Peut-on être divorcés et être de bons parents? © iStockphoto

Les enfants de plus en plus souvent victimes collatérales des violences dans le couple

Les violences physiques envers les enfants ont progressé de plus de 15% au cours cinq dernières années en Fédération Wallonie-Bruxelles, essentiellement en raison d’une augmentation du phénomène de violences dans le couple.

« Les violences conjugales ont doublé en cinq ans et cette violence physique n’épargne pas ceux qui sont entre les deux parents », a commenté jeudi Geneviève Bazier, directrice de l’Office de la naissance et de l’enfance (ONE), lors de la présentation du rapport annuel 2014 de l’institution en commission du Parlement de la Fédération.
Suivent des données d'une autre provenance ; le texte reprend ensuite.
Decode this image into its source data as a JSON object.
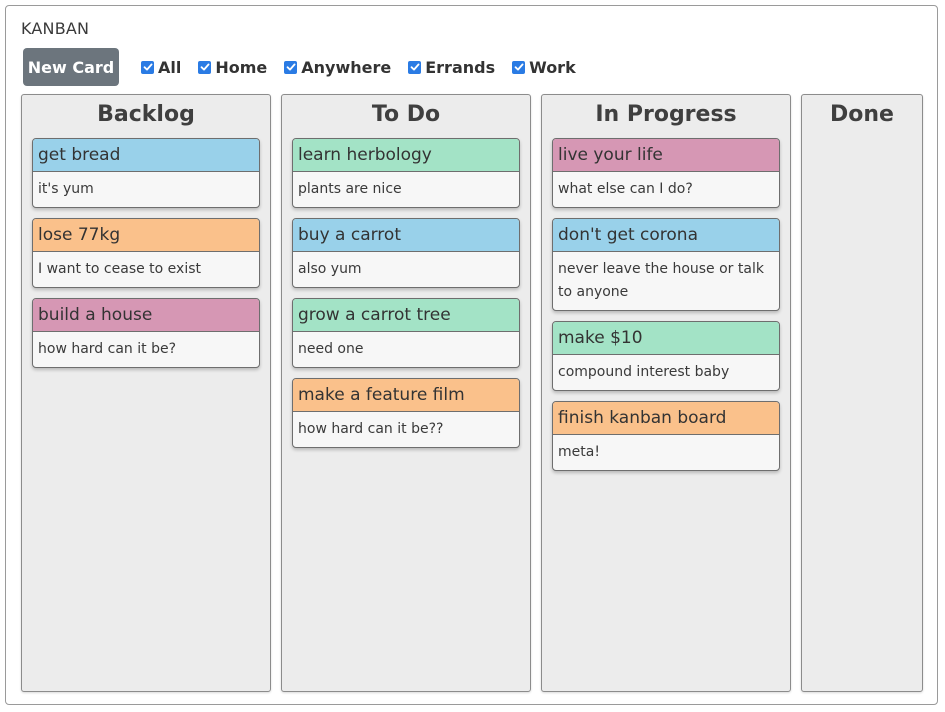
{
  "app": {
    "title": "KANBAN"
  },
  "toolbar": {
    "new_card_label": "New Card",
    "filters": [
      {
        "label": "All",
        "checked": true
      },
      {
        "label": "Home",
        "checked": true
      },
      {
        "label": "Anywhere",
        "checked": true
      },
      {
        "label": "Errands",
        "checked": true
      },
      {
        "label": "Work",
        "checked": true
      }
    ]
  },
  "colors": {
    "checkbox": "#2a7be4",
    "button": "#6c757d",
    "blue": "#99d1ea",
    "orange": "#fac18b",
    "pink": "#d697b4",
    "green": "#a3e3c6"
  },
  "columns": [
    {
      "title": "Backlog",
      "cards": [
        {
          "title": "get bread",
          "body": "it's yum",
          "color": "blue"
        },
        {
          "title": "lose 77kg",
          "body": "I want to cease to exist",
          "color": "orange"
        },
        {
          "title": "build a house",
          "body": "how hard can it be?",
          "color": "pink"
        }
      ]
    },
    {
      "title": "To Do",
      "cards": [
        {
          "title": "learn herbology",
          "body": "plants are nice",
          "color": "green"
        },
        {
          "title": "buy a carrot",
          "body": "also yum",
          "color": "blue"
        },
        {
          "title": "grow a carrot tree",
          "body": "need one",
          "color": "green"
        },
        {
          "title": "make a feature film",
          "body": "how hard can it be??",
          "color": "orange"
        }
      ]
    },
    {
      "title": "In Progress",
      "cards": [
        {
          "title": "live your life",
          "body": "what else can I do?",
          "color": "pink"
        },
        {
          "title": "don't get corona",
          "body": "never leave the house or talk to anyone",
          "color": "blue"
        },
        {
          "title": "make $10",
          "body": "compound interest baby",
          "color": "green"
        },
        {
          "title": "finish kanban board",
          "body": "meta!",
          "color": "orange"
        }
      ]
    },
    {
      "title": "Done",
      "cards": []
    }
  ]
}
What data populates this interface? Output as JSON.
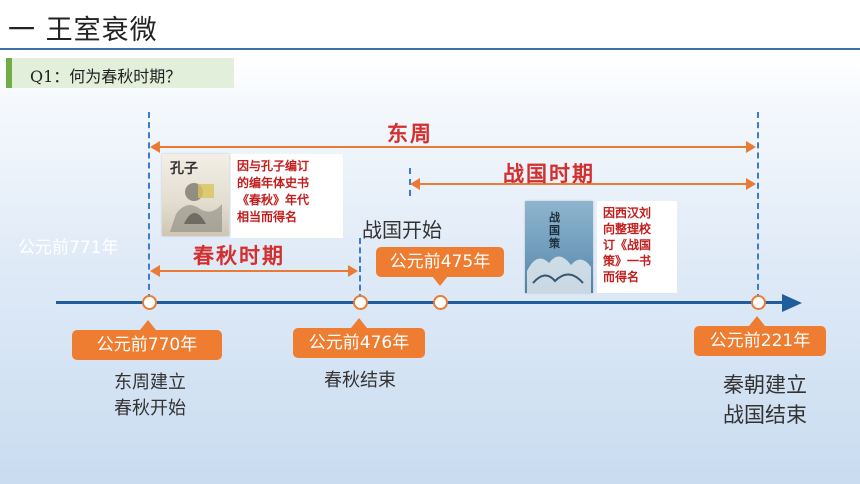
{
  "header": {
    "title": "一 王室衰微"
  },
  "question": {
    "text": "Q1：何为春秋时期？"
  },
  "periods": {
    "east_zhou": "东周",
    "warring_states": "战国时期",
    "spring_autumn": "春秋时期",
    "warring_start": "战国开始"
  },
  "tags": {
    "bc771": "公元前771年",
    "bc770": "公元前770年",
    "bc476": "公元前476年",
    "bc475": "公元前475年",
    "bc221": "公元前221年"
  },
  "events": {
    "bc770_line1": "东周建立",
    "bc770_line2": "春秋开始",
    "bc476_line1": "春秋结束",
    "bc221_line1": "秦朝建立",
    "bc221_line2": "战国结束"
  },
  "notes": {
    "chunqiu": [
      "因与孔子编订",
      "的编年体史书",
      "《春秋》年代",
      "相当而得名"
    ],
    "zhanguo": [
      "因西汉刘",
      "向整理校",
      "订《战国",
      "策》一书",
      "而得名"
    ]
  },
  "books": {
    "chunqiu_cover_title": "孔子",
    "zhanguo_cover_title": "战国策"
  },
  "colors": {
    "accent": "#ee7d31",
    "axis": "#1f5d9c",
    "label_red": "#d42f2f",
    "dash_blue": "#3d7bd0",
    "header_rule": "#3f6fa8",
    "question_bar": "#70ad47"
  }
}
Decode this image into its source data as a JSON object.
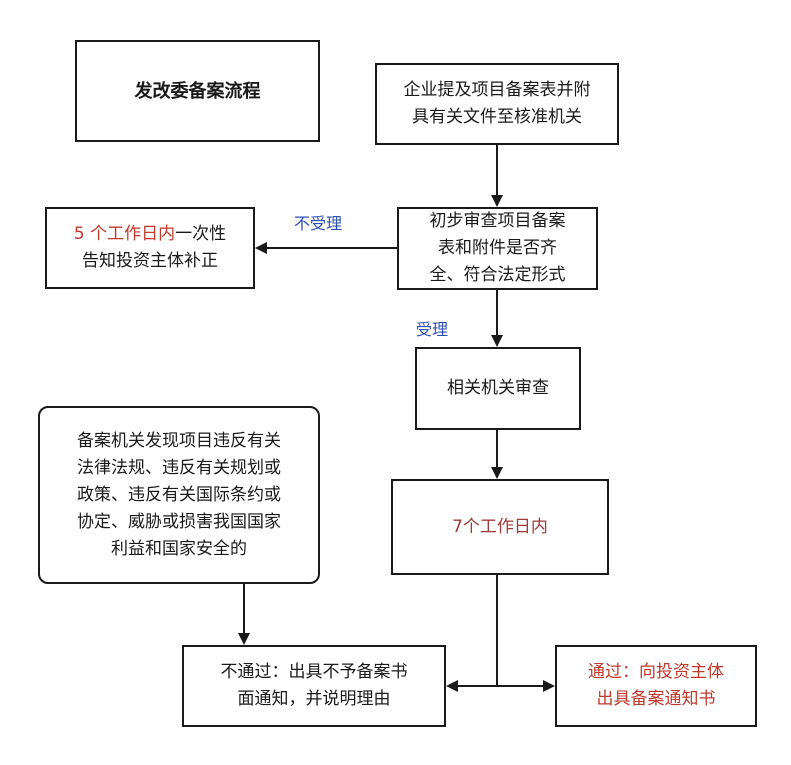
{
  "title": "发改委备案流程",
  "nodes": {
    "submit": {
      "lines": [
        "企业提及项目备案表并附",
        "具有关文件至核准机关"
      ]
    },
    "preliminary": {
      "lines": [
        "初步审查项目备案",
        "表和附件是否齐",
        "全、符合法定形式"
      ]
    },
    "notify_correction": {
      "highlight": "5 个工作日内",
      "rest": "一次性",
      "line2": "告知投资主体补正"
    },
    "review": {
      "text": "相关机关审查"
    },
    "deadline": {
      "text": "7个工作日内"
    },
    "violation": {
      "lines": [
        "备案机关发现项目违反有关",
        "法律法规、违反有关规划或",
        "政策、违反有关国际条约或",
        "协定、威胁或损害我国国家",
        "利益和国家安全的"
      ]
    },
    "reject": {
      "lines": [
        "不通过：出具不予备案书",
        "面通知，并说明理由"
      ]
    },
    "approve": {
      "lines": [
        "通过：向投资主体",
        "出具备案通知书"
      ]
    }
  },
  "edge_labels": {
    "not_accepted": "不受理",
    "accepted": "受理"
  },
  "colors": {
    "line": "#1a1a1a",
    "label_blue": "#2b4fb3",
    "highlight_red": "#c0392b"
  }
}
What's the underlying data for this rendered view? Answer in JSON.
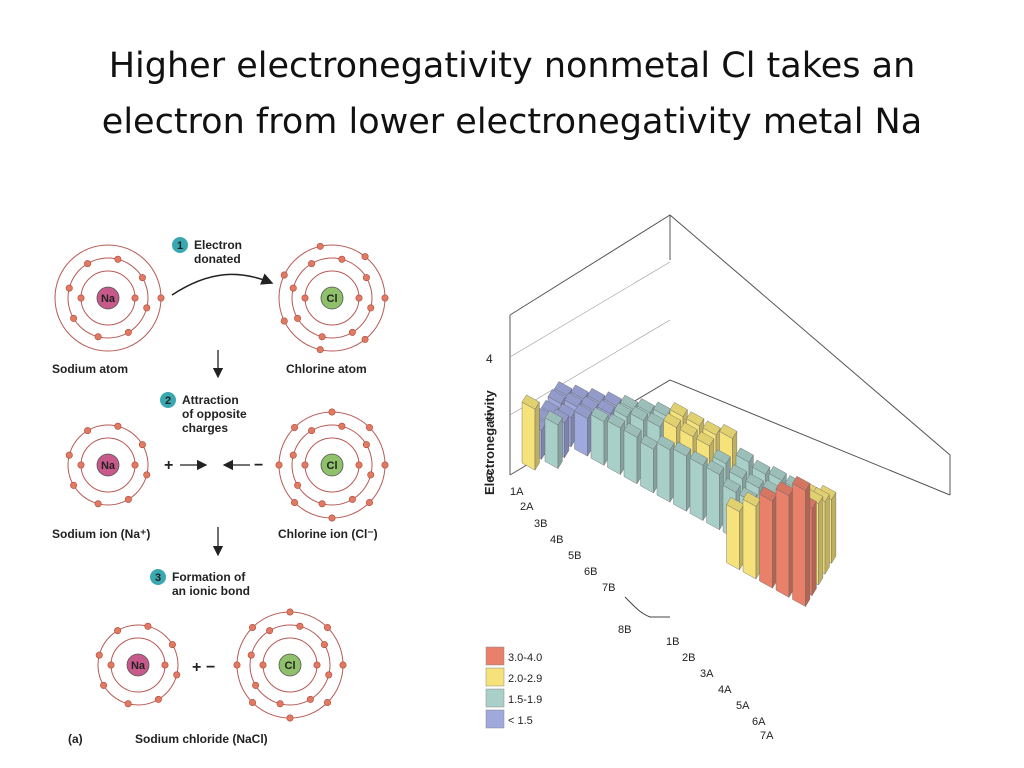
{
  "slide": {
    "title_line1": "Higher electronegativity nonmetal Cl takes an",
    "title_line2": "electron from lower electronegativity metal Na"
  },
  "ionic_diagram": {
    "steps": [
      {
        "number": "1",
        "text_line1": "Electron",
        "text_line2": "donated",
        "text_line3": ""
      },
      {
        "number": "2",
        "text_line1": "Attraction",
        "text_line2": "of opposite",
        "text_line3": "charges"
      },
      {
        "number": "3",
        "text_line1": "Formation of",
        "text_line2": "an ionic bond",
        "text_line3": ""
      }
    ],
    "na_symbol": "Na",
    "cl_symbol": "Cl",
    "sodium_atom_label": "Sodium atom",
    "chlorine_atom_label": "Chlorine atom",
    "sodium_ion_label": "Sodium ion (Na⁺)",
    "chlorine_ion_label": "Chlorine ion (Cl⁻)",
    "sodium_chloride_label": "Sodium chloride (NaCl)",
    "panel_label": "(a)",
    "plus": "+",
    "minus": "−",
    "colors": {
      "sodium": "#c75a8a",
      "chlorine": "#8fc06a",
      "electron": "#e07a62",
      "step_badge": "#3aa8b0"
    }
  },
  "electronegativity_chart": {
    "y_axis_label": "Electronegativity",
    "y_ticks": [
      "0",
      "2",
      "4"
    ],
    "groups": [
      "1A",
      "2A",
      "3B",
      "4B",
      "5B",
      "6B",
      "7B",
      "8B",
      "1B",
      "2B",
      "3A",
      "4A",
      "5A",
      "6A",
      "7A"
    ],
    "legend": [
      {
        "label": "3.0-4.0",
        "color": "#e8806a"
      },
      {
        "label": "2.0-2.9",
        "color": "#f5e27a"
      },
      {
        "label": "1.5-1.9",
        "color": "#a9cfc9"
      },
      {
        "label": "< 1.5",
        "color": "#9fa9dc"
      }
    ]
  }
}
Si le rapport montre une relative stabilité du nombre d’actes de maltraitances de tous genres envers les enfants (2.000 cas par an environ) ces cinq dernières années, la proportion des violences physiques a en revanche progressé de plus de 15%, passant de 394 signalements en 2010 à 458 en 2014.

Cette augmentation des cas de violences physiques est contrebalancée par une évolution à la baisse des cas de négligences graves.
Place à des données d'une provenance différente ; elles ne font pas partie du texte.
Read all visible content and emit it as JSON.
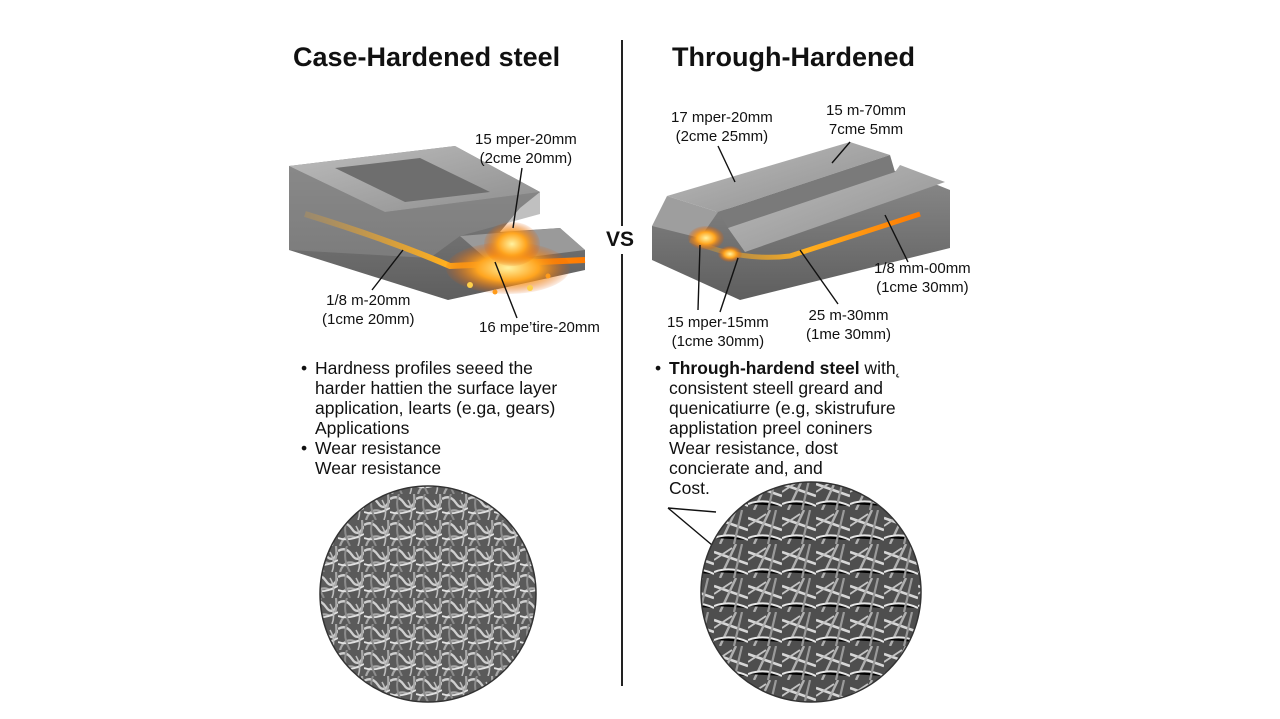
{
  "titles": {
    "left": "Case-Hardened steel",
    "right": "Through-Hardened",
    "vs": "VS"
  },
  "left_labels": {
    "top_1": "15 mper-20mm",
    "top_2": "(2cme 20mm)",
    "bl_1": "1/8 m-20mm",
    "bl_2": "(1cme 20mm)",
    "br_1": "16 mpe’tire-20mm"
  },
  "right_labels": {
    "tl_1": "17 mper-20mm",
    "tl_2": "(2cme 25mm)",
    "tr_1": "15 m-70mm",
    "tr_2": "7cme 5mm",
    "r_1": "1/8 mm-00mm",
    "r_2": "(1cme 30mm)",
    "b1_1": "15 mper-15mm",
    "b1_2": "(1cme 30mm)",
    "b2_1": "25 m-30mm",
    "b2_2": "(1me 30mm)"
  },
  "left_bullets": {
    "b1_l1": "Hardness profiles seeed the",
    "b1_l2": "harder hattien the surface layer",
    "b1_l3": "application, learts (e.ga, gears)",
    "b1_l4": "Applications",
    "b2_l1": "Wear resistance",
    "b2_l2": "Wear resistance"
  },
  "right_bullets": {
    "l1_bold": "Through-hardend steel",
    "l1_rest": " with˛",
    "l2": "consistent steell greard and",
    "l3": "quenicatiurre (e.g, skistrufure",
    "l4": "applistation preel coniners",
    "l5": "Wear resistance, dost",
    "l6": "concierate and, and",
    "l7": "Cost."
  },
  "colors": {
    "steel_top": "#a9a9a9",
    "steel_side": "#7b7b7b",
    "glow": "#f59a1c",
    "divider": "#222222"
  }
}
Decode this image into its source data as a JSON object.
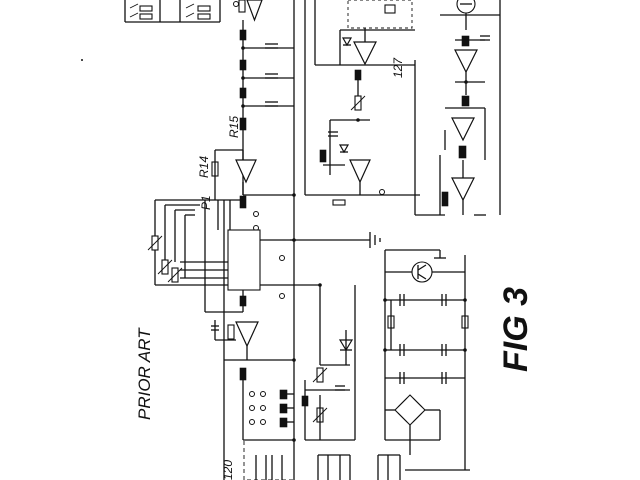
{
  "figure": {
    "caption": "FIG 3",
    "prior_art": "PRIOR ART"
  },
  "labels": {
    "r14": "R14",
    "r15": "R15",
    "p1": "P1",
    "ref_127": "127",
    "ref_120": "120"
  },
  "colors": {
    "ink": "#111111",
    "paper": "#ffffff"
  }
}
Les cas de violences sexuelles signalés restent aussi stables ces cinq dernières années, avec quelque 750 cas par année.

Ces violences sexuelles restent néanmoins la première cause de maltraitances envers les enfants en FWB. Elles comptent pour plus d’un tiers de l’ensemble des signalements de maltraitances en Belgique francophone. Les signalements de maltraitances psychologiques envers des enfants sont eux aussi en légère baisse, selon les chiffres de l’ONE.